JACKSON — A Jackson County bridge will soon be replaced, and other bridges in the county may also be addressed.
Jackson County Engineer Melissa Miller told The Courier that the Jackson County Engineer’s Office had been operating on a budget that had not increased since 2005.
Earlier this year, Gov. Mike DeWine signed a two-year state transportation budget along with an accompanying “gas tax” increase. House Bill 62 increases the gas tax by 10.5 cents per gallon, to 38.5 cents, which went into effect July 1.
The money is earmarked to be used to fund state and local highway and street improvements. Miller reported that her office wasn’t supposed to see money from the gas tax until October, but she received their first payment last month in September.
Miller stated she received $125,000; the gas tax increase should generate at least an additional $1.3 million per year for her budget.
The first bridge to be replaced using funds from the gas tax will be the bridge on CH&D Road (County Road 2) in Madison Township just north of Pyro Road (County Road 47).

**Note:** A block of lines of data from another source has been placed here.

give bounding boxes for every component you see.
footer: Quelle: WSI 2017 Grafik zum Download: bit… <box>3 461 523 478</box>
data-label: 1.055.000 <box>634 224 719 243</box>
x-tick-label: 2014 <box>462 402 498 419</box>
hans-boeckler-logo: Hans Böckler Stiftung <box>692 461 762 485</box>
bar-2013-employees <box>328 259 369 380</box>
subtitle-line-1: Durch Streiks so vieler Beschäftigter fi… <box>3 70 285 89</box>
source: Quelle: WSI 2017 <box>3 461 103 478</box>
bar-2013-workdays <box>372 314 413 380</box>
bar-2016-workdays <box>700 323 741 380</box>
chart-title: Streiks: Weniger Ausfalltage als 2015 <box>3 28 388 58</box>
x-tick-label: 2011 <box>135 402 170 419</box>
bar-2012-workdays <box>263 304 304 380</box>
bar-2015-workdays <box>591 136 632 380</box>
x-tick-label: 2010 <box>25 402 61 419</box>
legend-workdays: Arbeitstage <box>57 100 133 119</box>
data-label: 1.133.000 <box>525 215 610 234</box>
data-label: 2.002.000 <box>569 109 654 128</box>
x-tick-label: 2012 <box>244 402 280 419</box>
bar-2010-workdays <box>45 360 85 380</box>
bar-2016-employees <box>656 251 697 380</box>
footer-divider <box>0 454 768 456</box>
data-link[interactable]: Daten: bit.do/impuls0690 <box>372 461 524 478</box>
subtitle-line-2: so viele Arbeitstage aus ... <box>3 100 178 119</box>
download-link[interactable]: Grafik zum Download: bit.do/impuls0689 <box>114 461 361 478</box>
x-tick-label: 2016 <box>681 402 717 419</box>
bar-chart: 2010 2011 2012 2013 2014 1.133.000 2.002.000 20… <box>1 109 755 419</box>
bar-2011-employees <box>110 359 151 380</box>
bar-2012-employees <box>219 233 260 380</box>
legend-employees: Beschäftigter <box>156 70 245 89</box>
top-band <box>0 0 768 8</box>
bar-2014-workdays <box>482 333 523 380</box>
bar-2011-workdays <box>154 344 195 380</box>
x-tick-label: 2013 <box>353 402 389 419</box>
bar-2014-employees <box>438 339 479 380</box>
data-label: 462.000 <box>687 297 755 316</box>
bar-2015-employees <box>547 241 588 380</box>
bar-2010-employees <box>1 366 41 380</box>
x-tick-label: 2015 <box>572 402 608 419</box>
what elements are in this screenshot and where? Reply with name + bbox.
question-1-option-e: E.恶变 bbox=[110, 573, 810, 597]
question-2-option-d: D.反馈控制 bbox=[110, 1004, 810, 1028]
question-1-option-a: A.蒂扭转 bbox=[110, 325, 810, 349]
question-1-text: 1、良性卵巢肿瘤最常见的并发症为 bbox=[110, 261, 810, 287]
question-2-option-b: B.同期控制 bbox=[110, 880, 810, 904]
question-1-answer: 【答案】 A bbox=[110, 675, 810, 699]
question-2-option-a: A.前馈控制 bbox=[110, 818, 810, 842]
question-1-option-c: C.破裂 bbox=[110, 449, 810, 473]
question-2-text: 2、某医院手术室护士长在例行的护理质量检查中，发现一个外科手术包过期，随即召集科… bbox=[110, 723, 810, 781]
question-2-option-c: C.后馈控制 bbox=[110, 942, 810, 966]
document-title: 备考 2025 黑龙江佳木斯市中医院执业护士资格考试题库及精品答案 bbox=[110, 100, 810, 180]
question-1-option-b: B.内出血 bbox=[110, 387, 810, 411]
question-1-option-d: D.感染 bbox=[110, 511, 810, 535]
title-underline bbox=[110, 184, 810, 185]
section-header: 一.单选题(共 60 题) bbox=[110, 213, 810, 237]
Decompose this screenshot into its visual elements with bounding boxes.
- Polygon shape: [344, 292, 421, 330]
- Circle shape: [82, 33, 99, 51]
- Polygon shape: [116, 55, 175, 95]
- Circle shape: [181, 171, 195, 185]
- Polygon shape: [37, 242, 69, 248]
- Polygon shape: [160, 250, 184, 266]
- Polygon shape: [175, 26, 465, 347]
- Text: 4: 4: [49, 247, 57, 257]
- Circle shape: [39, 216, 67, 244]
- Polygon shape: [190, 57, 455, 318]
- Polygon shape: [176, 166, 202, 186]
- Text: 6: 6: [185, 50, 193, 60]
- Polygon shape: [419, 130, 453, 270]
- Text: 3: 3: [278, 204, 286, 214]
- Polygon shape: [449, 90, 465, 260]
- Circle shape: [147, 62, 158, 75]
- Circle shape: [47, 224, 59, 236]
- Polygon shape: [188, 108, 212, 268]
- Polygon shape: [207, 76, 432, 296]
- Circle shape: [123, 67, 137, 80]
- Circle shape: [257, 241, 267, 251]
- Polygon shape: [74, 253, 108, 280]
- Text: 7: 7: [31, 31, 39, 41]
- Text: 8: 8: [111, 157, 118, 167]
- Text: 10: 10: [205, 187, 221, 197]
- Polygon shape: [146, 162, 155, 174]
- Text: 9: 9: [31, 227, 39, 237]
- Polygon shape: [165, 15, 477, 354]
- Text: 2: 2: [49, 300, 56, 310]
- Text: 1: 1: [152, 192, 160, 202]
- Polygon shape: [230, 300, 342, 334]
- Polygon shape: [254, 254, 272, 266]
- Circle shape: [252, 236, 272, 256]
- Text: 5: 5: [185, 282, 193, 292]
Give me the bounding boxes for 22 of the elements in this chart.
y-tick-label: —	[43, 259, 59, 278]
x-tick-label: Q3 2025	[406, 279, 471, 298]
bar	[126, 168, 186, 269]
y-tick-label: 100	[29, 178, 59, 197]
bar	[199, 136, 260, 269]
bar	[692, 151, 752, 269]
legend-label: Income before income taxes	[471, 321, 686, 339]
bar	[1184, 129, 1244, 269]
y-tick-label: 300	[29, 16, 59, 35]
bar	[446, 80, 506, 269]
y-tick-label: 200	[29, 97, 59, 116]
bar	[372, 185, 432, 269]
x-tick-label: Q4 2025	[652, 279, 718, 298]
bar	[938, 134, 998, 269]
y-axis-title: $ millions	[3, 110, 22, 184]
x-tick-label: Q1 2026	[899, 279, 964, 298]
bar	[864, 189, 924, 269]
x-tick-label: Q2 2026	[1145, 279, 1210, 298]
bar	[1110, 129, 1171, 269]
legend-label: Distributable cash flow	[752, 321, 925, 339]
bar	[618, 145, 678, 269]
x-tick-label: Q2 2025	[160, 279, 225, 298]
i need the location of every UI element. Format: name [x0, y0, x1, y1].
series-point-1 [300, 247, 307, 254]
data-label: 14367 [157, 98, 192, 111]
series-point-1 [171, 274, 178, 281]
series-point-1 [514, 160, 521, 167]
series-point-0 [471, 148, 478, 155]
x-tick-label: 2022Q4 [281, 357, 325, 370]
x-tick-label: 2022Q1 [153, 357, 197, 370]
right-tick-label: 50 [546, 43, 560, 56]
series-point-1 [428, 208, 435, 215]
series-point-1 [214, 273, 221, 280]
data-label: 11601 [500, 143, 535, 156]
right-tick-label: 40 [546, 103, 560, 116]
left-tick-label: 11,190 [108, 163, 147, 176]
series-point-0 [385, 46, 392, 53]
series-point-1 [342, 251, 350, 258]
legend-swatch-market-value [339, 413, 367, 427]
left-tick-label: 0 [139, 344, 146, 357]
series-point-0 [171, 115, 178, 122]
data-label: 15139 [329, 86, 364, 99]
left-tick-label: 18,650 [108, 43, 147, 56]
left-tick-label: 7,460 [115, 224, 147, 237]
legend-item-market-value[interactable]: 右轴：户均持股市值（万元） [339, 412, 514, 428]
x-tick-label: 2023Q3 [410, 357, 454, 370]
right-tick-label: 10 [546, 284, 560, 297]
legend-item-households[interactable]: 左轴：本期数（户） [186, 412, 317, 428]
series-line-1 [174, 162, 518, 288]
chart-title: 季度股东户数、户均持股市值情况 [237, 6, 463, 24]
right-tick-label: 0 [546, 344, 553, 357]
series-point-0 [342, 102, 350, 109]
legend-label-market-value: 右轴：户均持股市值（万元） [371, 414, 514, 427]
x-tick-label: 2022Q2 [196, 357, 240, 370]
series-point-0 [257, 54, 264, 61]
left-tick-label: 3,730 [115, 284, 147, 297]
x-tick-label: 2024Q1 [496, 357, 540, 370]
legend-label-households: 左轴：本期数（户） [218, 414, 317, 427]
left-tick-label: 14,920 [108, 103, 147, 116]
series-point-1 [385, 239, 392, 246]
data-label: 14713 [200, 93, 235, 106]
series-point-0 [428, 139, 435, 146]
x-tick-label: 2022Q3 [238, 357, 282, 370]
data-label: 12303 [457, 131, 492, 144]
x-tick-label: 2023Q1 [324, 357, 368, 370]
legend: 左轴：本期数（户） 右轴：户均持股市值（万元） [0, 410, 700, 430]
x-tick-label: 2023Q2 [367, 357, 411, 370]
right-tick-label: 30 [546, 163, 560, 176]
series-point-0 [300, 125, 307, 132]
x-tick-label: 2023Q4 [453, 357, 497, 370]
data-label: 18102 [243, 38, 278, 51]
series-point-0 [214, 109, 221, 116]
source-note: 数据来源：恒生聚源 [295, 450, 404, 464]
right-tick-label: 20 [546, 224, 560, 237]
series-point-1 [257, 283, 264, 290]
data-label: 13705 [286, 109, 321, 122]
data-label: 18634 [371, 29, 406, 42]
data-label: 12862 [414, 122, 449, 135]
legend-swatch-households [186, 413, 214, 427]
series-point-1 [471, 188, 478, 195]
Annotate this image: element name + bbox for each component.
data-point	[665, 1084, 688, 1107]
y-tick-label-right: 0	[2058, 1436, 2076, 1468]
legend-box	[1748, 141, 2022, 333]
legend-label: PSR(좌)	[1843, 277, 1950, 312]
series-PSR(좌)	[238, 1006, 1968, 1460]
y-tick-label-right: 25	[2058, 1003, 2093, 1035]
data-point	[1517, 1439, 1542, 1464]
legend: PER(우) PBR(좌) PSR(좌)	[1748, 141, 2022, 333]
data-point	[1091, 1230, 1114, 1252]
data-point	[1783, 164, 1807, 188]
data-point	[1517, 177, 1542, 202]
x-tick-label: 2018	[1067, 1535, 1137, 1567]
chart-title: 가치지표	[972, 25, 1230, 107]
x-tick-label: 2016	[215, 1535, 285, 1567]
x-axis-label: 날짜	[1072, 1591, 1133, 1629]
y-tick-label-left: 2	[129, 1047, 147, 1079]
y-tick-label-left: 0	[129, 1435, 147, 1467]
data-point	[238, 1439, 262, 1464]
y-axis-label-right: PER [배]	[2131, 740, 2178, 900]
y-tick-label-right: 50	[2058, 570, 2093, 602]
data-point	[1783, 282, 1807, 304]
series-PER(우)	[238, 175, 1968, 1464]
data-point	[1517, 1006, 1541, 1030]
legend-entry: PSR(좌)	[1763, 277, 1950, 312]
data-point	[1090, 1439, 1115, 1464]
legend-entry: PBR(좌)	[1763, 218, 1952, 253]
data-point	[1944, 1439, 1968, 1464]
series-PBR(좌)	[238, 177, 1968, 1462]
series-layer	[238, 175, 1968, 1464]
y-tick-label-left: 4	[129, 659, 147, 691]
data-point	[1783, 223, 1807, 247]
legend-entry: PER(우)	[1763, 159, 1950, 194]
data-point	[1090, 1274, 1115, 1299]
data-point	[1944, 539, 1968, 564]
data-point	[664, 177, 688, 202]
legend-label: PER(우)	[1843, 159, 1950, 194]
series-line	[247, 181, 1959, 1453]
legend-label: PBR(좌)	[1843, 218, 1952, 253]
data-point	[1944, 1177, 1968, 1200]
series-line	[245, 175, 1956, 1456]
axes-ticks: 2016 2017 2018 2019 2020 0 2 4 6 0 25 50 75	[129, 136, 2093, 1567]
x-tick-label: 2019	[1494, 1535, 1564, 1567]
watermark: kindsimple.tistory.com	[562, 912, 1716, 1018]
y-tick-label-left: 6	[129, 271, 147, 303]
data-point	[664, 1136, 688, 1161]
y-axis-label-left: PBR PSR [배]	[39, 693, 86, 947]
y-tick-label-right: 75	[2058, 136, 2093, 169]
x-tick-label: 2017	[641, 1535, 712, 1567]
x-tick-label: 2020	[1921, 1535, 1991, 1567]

The failing bridge was closed in August. Miller told The Courier that she designed the CH&D Road bridge “in-house” in order to save the county money.
“We started working on the bridge on Oct. 7, but are now waiting on the concrete deck to come in,” stated Miller. “I am hopeful that I can get the bridge replaced before winter sets in.”
Miller said the CH&D Road bridge was the eighth bridge to fail in 20 months.
“We also have another bridge on Antioch Road that is closed,” she said. “It has a much lower traffic volume and a much smaller detour length than the CH&D Road bridge.”
She explained that she has applied for an Ohio Public Works Grant to replace the Antioch Road (County Road 12) bridge in Jefferson Township, which closed in May because it was also failing. Miller reported that she has had success in the past in getting this grant, but wouldn’t know if she’s getting it until January or February 2020.
Then the money would not be available until July 1, 2020.
Miller is very concerned about the public’s well-being and about the response time of law enforcement, firefighters, and EMS being impacted because of bridges being closed.
“That’s why I have diligently been trying to raise awareness, along with other county engineers, for years and years now,” stated Miller.
Miller said, “By law, I have to do an engineer’s estimate to prove the cost of a bridge replacement before I can proceed with the replacement with my employees. The law only allows me to replace a bridge if the total of the labor, the equipment, and materials all cost less than $100,000.”
If the estimate is more than $100,000, the project must be bid out to a contractor.
About 16 percent of Jackson County’s 264 bridges, according to Miller, have weight restrictions applied to them, and as far as she’s concerned, they all need to be replaced.
“As you can now imagine, the cost to replace all of the county’s failing bridges is astronomical,” stated Miller. “I apply for all available grant funding and often have multiple grants per project but I am still unable to keep up.”